Right then, as promised the third and final post about Finsbury Park’s Rainbow Theatre and The Clash. Part 1 & 2 covered the venue itself in more detail and focused on the White Riot tour and the appearance in May ’77.
1977 was the year that the band took hold of the youth of a nation that just 12 months earlier had been oblivious to the seeds of this newest wave of music originating from London. With the debut album finding its way into houses and flats across the country the band (as would always be the case) didn’t stop and let the grass grow under their feet. Punk was now approaching it’s pinnacle in the UK as bands seemed to appear overnight throughout the land. Despite The Clash being only in their second summer they were already at the head of the movement, a movement they’d shortly break away from.
From the White Riot tour the Clash played a series of shows throughout the continent and returned to England Oct 10th. Amazingly just 10 days later they began the Out Of Control tour a further 31 dates right through to December. Near the end of the tour the Clash rolled back to London and had 3 consecutive nights at the Rainbow Dec 13-15. Just 7 months from playing the venue the simple fact that three nights were booked tells you all you need to know about the momentum of this very special year.
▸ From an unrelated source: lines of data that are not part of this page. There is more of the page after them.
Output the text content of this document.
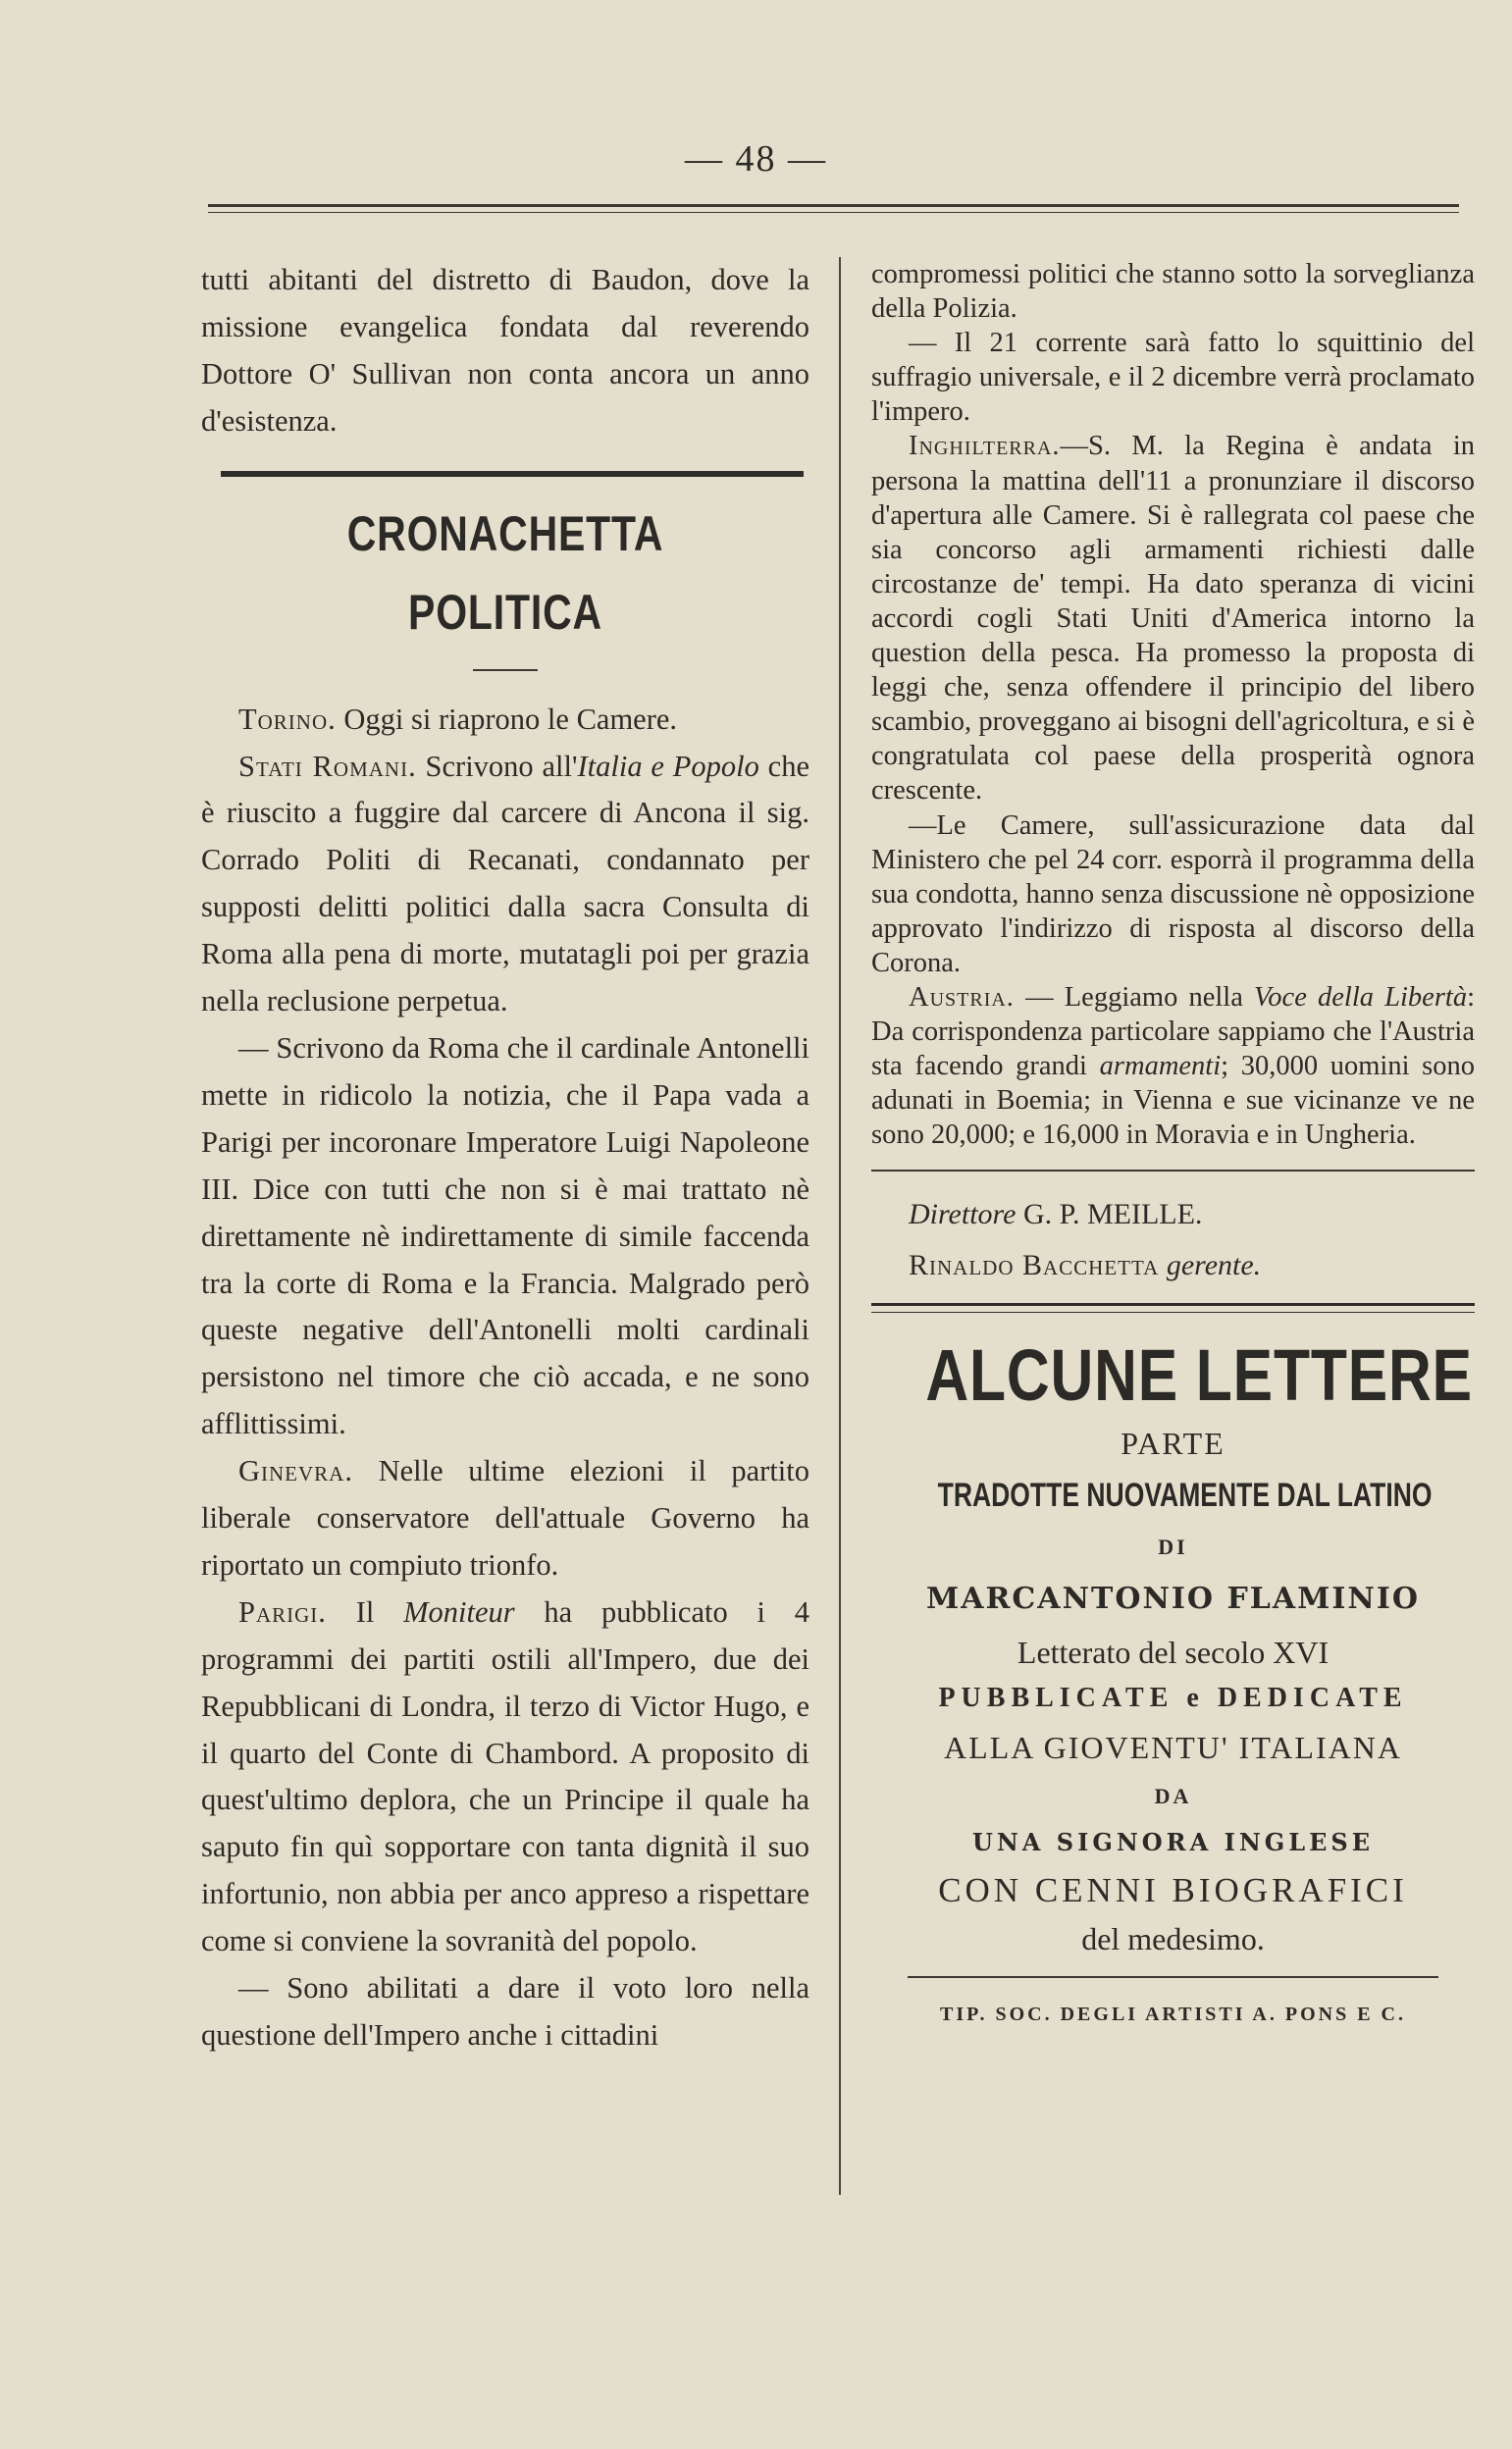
— 48 —

tutti abitanti del distretto di Baudon, dove la missione evangelica fondata dal reverendo Dottore O' Sullivan non conta ancora un anno d'esistenza.

CRONACHETTA POLITICA

Torino. Oggi si riaprono le Camere.

Stati Romani. Scrivono all'Italia e Popolo che è riuscito a fuggire dal carcere di Ancona il sig. Corrado Politi di Recanati, condannato per supposti delitti politici dalla sacra Consulta di Roma alla pena di morte, mutatagli poi per grazia nella reclusione perpetua.

— Scrivono da Roma che il cardinale Antonelli mette in ridicolo la notizia, che il Papa vada a Parigi per incoronare Imperatore Luigi Napoleone III. Dice con tutti che non si è mai trattato nè direttamente nè indirettamente di simile faccenda tra la corte di Roma e la Francia. Malgrado però queste negative dell'Antonelli molti cardinali persistono nel timore che ciò accada, e ne sono afflittissimi.

Ginevra. Nelle ultime elezioni il partito liberale conservatore dell'attuale Governo ha riportato un compiuto trionfo.

Parigi. Il Moniteur ha pubblicato i 4 programmi dei partiti ostili all'Impero, due dei Repubblicani di Londra, il terzo di Victor Hugo, e il quarto del Conte di Chambord. A proposito di quest'ultimo deplora, che un Principe il quale ha saputo fin quì sopportare con tanta dignità il suo infortunio, non abbia per anco appreso a rispettare come si conviene la sovranità del popolo.

— Sono abilitati a dare il voto loro nella questione dell'Impero anche i cittadini

compromessi politici che stanno sotto la sorveglianza della Polizia.

— Il 21 corrente sarà fatto lo squittinio del suffragio universale, e il 2 dicembre verrà proclamato l'impero.

Inghilterra.—S. M. la Regina è andata in persona la mattina dell'11 a pronunziare il discorso d'apertura alle Camere. Si è rallegrata col paese che sia concorso agli armamenti richiesti dalle circostanze de' tempi. Ha dato speranza di vicini accordi cogli Stati Uniti d'America intorno la question della pesca. Ha promesso la proposta di leggi che, senza offendere il principio del libero scambio, proveggano ai bisogni dell'agricoltura, e si è congratulata col paese della prosperità ognora crescente.

—Le Camere, sull'assicurazione data dal Ministero che pel 24 corr. esporrà il programma della sua condotta, hanno senza discussione nè opposizione approvato l'indirizzo di risposta al discorso della Corona.

Austria. — Leggiamo nella Voce della Libertà: Da corrispondenza particolare sappiamo che l'Austria sta facendo grandi armamenti; 30,000 uomini sono adunati in Boemia; in Vienna e sue vicinanze ve ne sono 20,000; e 16,000 in Moravia e in Ungheria.

Direttore G. P. MEILLE.
Rinaldo Bacchetta gerente.
ALCUNE LETTERE
PARTE
TRADOTTE NUOVAMENTE DAL LATINO
DI
MARCANTONIO FLAMINIO
Letterato del secolo XVI
PUBBLICATE e DEDICATE
ALLA GIOVENTU' ITALIANA
DA
UNA SIGNORA INGLESE
CON CENNI BIOGRAFICI
del medesimo.
TIP. SOC. DEGLI ARTISTI A. PONS E C.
Tickets went briskly at just two pounds fifty, and the Clash were home and in residence. A Rat Scabies/Levene collective and Sham 69 offered support and expectancy ran high. The Clash relationship with fans had grown all year and these shows were no exception. Championed now by (most) of the music press the concerts had the expected edge of aggression and chaos but when a fan was being smashed about by security (been there!) the band halted playing entirely and dragged the battered kid onto the stage. The enemy wasn’t on the stage it was the staff at the venue and The Clash made it clear. The lad famously remained on stage for the final two songs of the night and offered vocals.
The tightness of the band was building after such a hectic year and Topper Headon was now most clearly a key member. Complaints about Strummer’s
voice I think are unreasonable, he’d been on stage all year long and any weakness in vocal delivery was surely offset by his growing control as a front man. The fury of ’77 meant the band had to deliver again and despite an undercurrent of violence all three nights they managed just that. Elitists were already complaining about the largeness of the venues the Clash were so quickly filling as if wanting to see a band leading the charge that changed music as we knewit should be by invitation only. The debut album was now all but exhausted as were the band, but owning the Rainbow again was the dividend for a year of hard work.
The Rainbow, well it ceased hosting concerts just 4 years later in December 1981. It sat empty for 14 long years with sporadic small exceptions until 1995 when it was taken over by a Church. I remember being a well lubricated 21 year old in May 1989 celebrating Arsenal winning the league and buzzing around different pubs near the ground. My friend and I missed the last tube home and started walking down the Seven Sisters. We got to the Rainbow about 1am and both having been too young to have seen the Clash in ’77 there but feeling blessed by our North London experience 12 years later and a bit drunk now decided instead to sing much of the first album into the warm night air as cars drove past heading to central London.